Sonya sat dumbfounded, seated once again in the pink rhinestone chair.
“That’s a reason to kill, if ever I heard one,” she said softly.
“Honey, that’s why I know it wasn’t Ricky and Melanie. They’d have been gone in three shakes of a bear’s tail if they’d gotten hold of the money.”
Nodding in agreement, Sonya sat quietly for a while until Lana began snipping with her scissors at the ends of her hair.
“So the real value was in the land, but it must have been sold off over time. No one lives at the Turner place anymore, do they?”
“No. It’s been abandoned since Poppy left or died, and Ricky moved in with Melanie. Rose and the girl’s mother, Nellie Turner, were disgusted by Poppy marrying Ricky and Nellie never made any bones about it. Nellie stayed on for a long time and finally left. Supposedly, it was because they’d married and she didn’t want Ricky to ever get his hands on Poppy’s money.”
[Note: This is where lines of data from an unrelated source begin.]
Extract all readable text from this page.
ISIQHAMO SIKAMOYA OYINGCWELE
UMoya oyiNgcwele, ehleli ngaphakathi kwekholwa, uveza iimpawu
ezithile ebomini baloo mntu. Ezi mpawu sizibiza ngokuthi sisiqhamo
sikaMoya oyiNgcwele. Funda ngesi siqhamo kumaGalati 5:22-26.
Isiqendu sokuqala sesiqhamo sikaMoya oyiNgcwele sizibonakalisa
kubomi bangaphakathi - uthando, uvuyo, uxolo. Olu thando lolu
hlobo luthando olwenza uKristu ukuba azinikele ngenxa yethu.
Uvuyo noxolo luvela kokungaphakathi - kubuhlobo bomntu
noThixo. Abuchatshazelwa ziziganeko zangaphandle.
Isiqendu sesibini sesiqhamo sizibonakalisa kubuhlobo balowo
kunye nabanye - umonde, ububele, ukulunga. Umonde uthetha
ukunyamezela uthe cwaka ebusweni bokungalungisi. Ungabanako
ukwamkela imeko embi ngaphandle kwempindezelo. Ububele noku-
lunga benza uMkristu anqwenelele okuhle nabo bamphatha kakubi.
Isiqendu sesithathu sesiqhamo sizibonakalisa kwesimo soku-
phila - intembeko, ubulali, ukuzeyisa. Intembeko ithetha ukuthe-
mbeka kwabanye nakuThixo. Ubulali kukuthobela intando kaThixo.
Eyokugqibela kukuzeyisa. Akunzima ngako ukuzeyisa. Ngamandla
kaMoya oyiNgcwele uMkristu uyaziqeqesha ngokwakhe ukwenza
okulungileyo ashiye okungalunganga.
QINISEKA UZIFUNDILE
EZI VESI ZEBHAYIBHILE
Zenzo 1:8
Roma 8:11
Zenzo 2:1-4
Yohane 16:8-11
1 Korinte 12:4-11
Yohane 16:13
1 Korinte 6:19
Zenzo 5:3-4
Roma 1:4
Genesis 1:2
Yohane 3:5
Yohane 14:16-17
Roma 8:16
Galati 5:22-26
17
“Where did she go?” Sonya asked.
“Nellie left to go live in Australia with Rose, who married some boy she met on a trip to Europe and that was the last anyone ever saw of her. From what I’ve heard, Poppy and Ricky fought all the time about money. Nellie always sent them money to live on, but it was never enough some people say for Ricky. He smelled more and wanted to get his hands on it.”
Lana was drying Sonya’s hair. The lavender highlight came down next to her face. It was exactly the softness in hue that Lana had promised it would be.
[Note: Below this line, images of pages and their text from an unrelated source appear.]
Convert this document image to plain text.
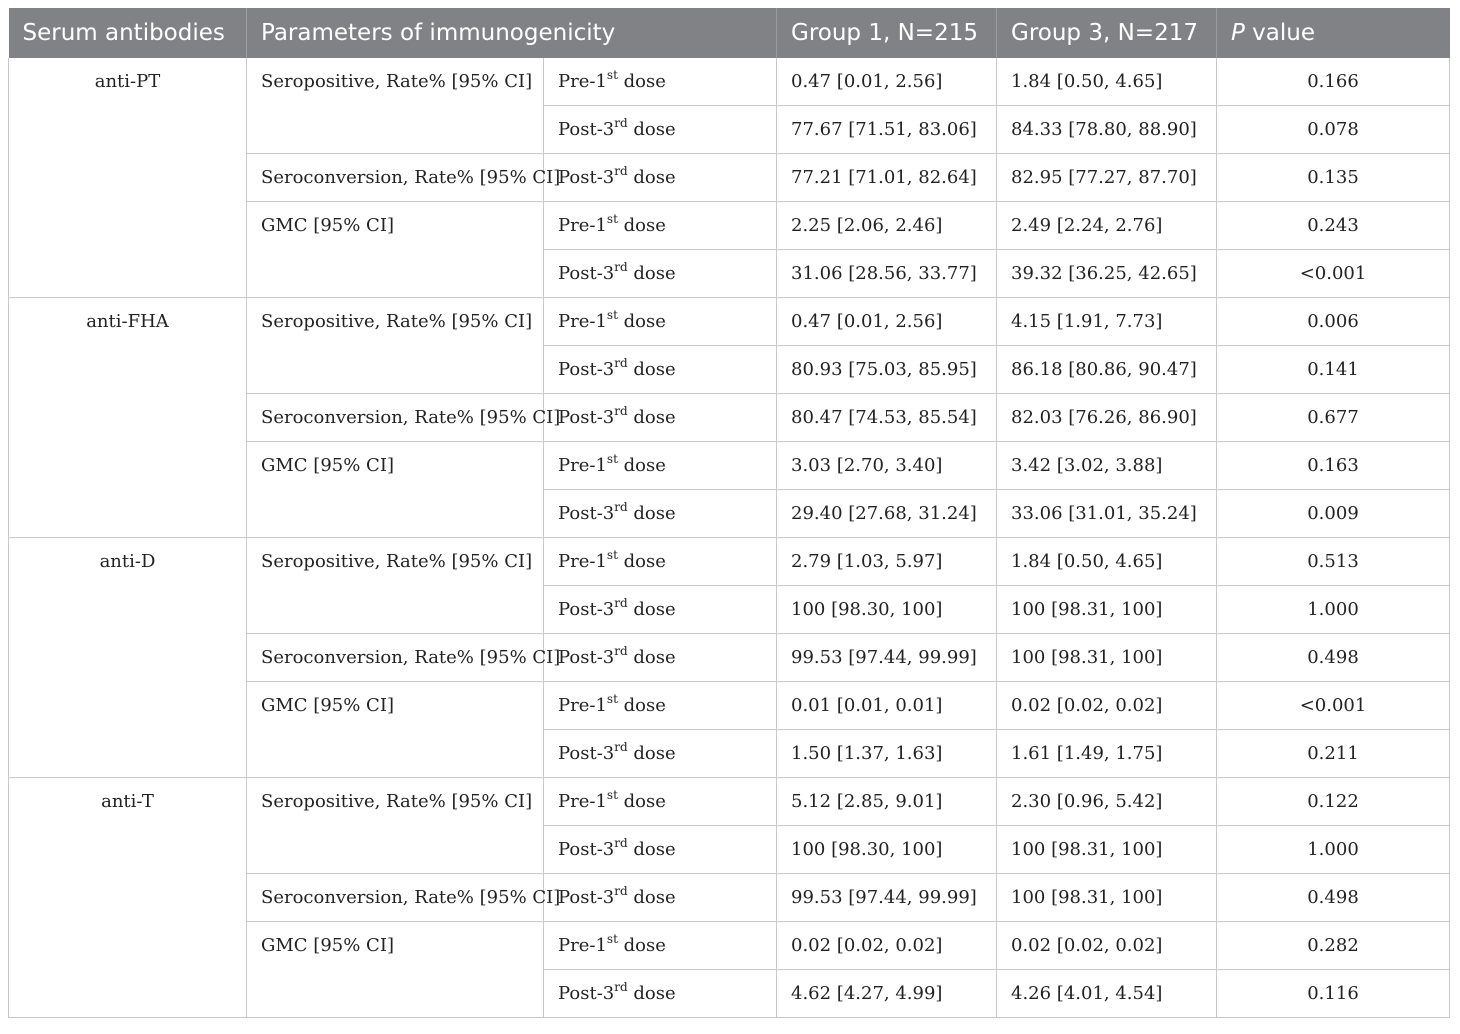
Serum antibodies	Parameters of immunogenicity		Group 1, N=215	Group 3, N=217	P value
anti-PT	Seropositive, Rate% [95% CI]	Pre-1st dose	0.47 [0.01, 2.56]	1.84 [0.50, 4.65]	0.166
		Post-3rd dose	77.67 [71.51, 83.06]	84.33 [78.80, 88.90]	0.078
	Seroconversion, Rate% [95% CI]	Post-3rd dose	77.21 [71.01, 82.64]	82.95 [77.27, 87.70]	0.135
	GMC [95% CI]	Pre-1st dose	2.25 [2.06, 2.46]	2.49 [2.24, 2.76]	0.243
		Post-3rd dose	31.06 [28.56, 33.77]	39.32 [36.25, 42.65]	<0.001
anti-FHA	Seropositive, Rate% [95% CI]	Pre-1st dose	0.47 [0.01, 2.56]	4.15 [1.91, 7.73]	0.006
		Post-3rd dose	80.93 [75.03, 85.95]	86.18 [80.86, 90.47]	0.141
	Seroconversion, Rate% [95% CI]	Post-3rd dose	80.47 [74.53, 85.54]	82.03 [76.26, 86.90]	0.677
	GMC [95% CI]	Pre-1st dose	3.03 [2.70, 3.40]	3.42 [3.02, 3.88]	0.163
		Post-3rd dose	29.40 [27.68, 31.24]	33.06 [31.01, 35.24]	0.009
anti-D	Seropositive, Rate% [95% CI]	Pre-1st dose	2.79 [1.03, 5.97]	1.84 [0.50, 4.65]	0.513
		Post-3rd dose	100 [98.30, 100]	100 [98.31, 100]	1.000
	Seroconversion, Rate% [95% CI]	Post-3rd dose	99.53 [97.44, 99.99]	100 [98.31, 100]	0.498
	GMC [95% CI]	Pre-1st dose	0.01 [0.01, 0.01]	0.02 [0.02, 0.02]	<0.001
		Post-3rd dose	1.50 [1.37, 1.63]	1.61 [1.49, 1.75]	0.211
anti-T	Seropositive, Rate% [95% CI]	Pre-1st dose	5.12 [2.85, 9.01]	2.30 [0.96, 5.42]	0.122
		Post-3rd dose	100 [98.30, 100]	100 [98.31, 100]	1.000
	Seroconversion, Rate% [95% CI]	Post-3rd dose	99.53 [97.44, 99.99]	100 [98.31, 100]	0.498
	GMC [95% CI]	Pre-1st dose	0.02 [0.02, 0.02]	0.02 [0.02, 0.02]	0.282
		Post-3rd dose	4.62 [4.27, 4.99]	4.26 [4.01, 4.54]	0.116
“I love the color, Lana. You were right to suggest it. Thank you,” Sonya said with a bright smile of gratitude.
“Darling, it makes me happy to see my customers leave feeling good. Glad to do it.”
Sonya paid Lana, along with an extra-hefty tip for the information, and went outside to get on her moped. Wishing it wasn’t necessary to put on her helmet after having her hair done, she looked in the round side mirror and admired her new do. With a sigh, she strapped the helmet on and puttered down the pretty, tree-lined road to go rescue Willard from La Pooch Salon. It had been an enlightening morning, and it was time to consider another conversation with Poppy.